Abstract

This paper explores the design of a high-level mission planner and controller for managing unmanned aerial vehicles (UAVs) fighting a wildfire through the utilization of reactive synthesis and dynamic allocation of the UAVs as resources for the fire. The contribution of this paper is a study on the hierarchal integration of reactive synthesis, used for assuring desired system design traits, and dynamic allocation, used for making heuristic-based decisions. Reactive synthesis provides a formal means of guaranteeing the UAVs’ transition to areas of fire, refill of water, and land as defined by the linear temporal logic specifications. Dynamic allocation coordinates the behavior of multiple UAVs through assignments to regions of fire based on a cost function that takes into consideration the fire locations relative to a UAV, distance to the domain edge, wind speed and direction, and the amount of suppressant already present.

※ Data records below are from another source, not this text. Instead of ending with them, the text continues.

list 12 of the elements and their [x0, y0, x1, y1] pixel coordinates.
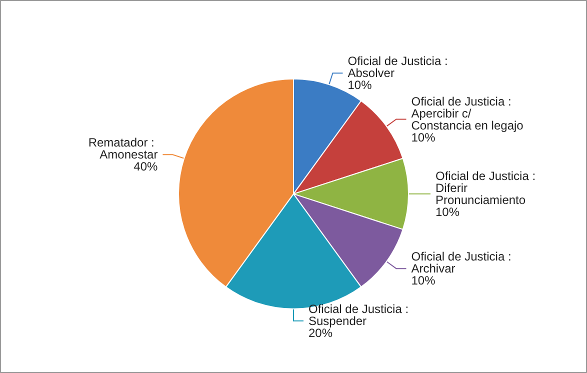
slice-label: Oficial de Justicia : Diferir Pronunciamiento: [436, 168, 539, 207]
slice-label: Oficial de Justicia : Absolver: [348, 54, 452, 80]
data-label: 10%: [436, 204, 460, 219]
data-label: 20%: [308, 326, 333, 340]
data-label: 40%: [134, 160, 158, 174]
data-label: 10%: [348, 78, 372, 92]
slice-label: Oficial de Justicia : Archivar: [411, 250, 515, 276]
slice-label: Oficial de Justicia : Suspender: [308, 302, 412, 328]
slice-label: Oficial de Justicia : Apercibir c/Constancia en legajo: [411, 94, 524, 132]
data-label: 10%: [411, 274, 436, 288]
slice-label: Rematador : Amonestar: [88, 136, 158, 162]
data-label: 10%: [411, 130, 436, 144]
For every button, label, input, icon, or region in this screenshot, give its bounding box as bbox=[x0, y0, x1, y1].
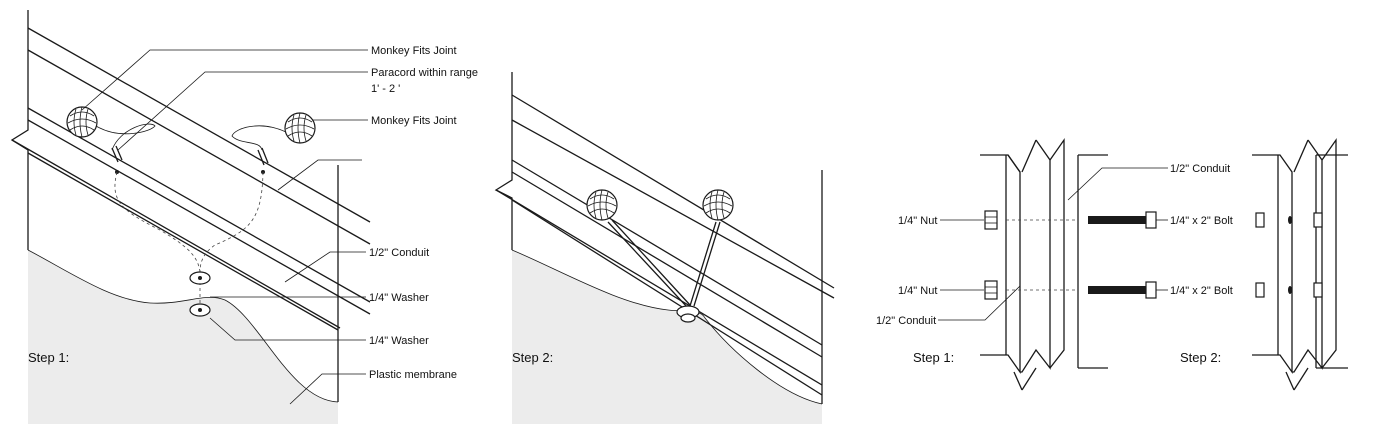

The use of receding horizons in the reactive synthesis formulation incorporates horizons defined only through spatial distance from a goal. Modifications to these horizon definitions guarantee that the scenario still maintains the overall realizability of the formal specifications after the inclusion of static obstacles. This paper shows the effectiveness of multiple UAV fleets in slowing down the progression of fires from reaching the domain edge through six fire scenarios. At last, our results and successful application demonstrate the utilization of reactive synthesis in larger task spaces and the implications of abstracting UAV transitions for use in formal methods.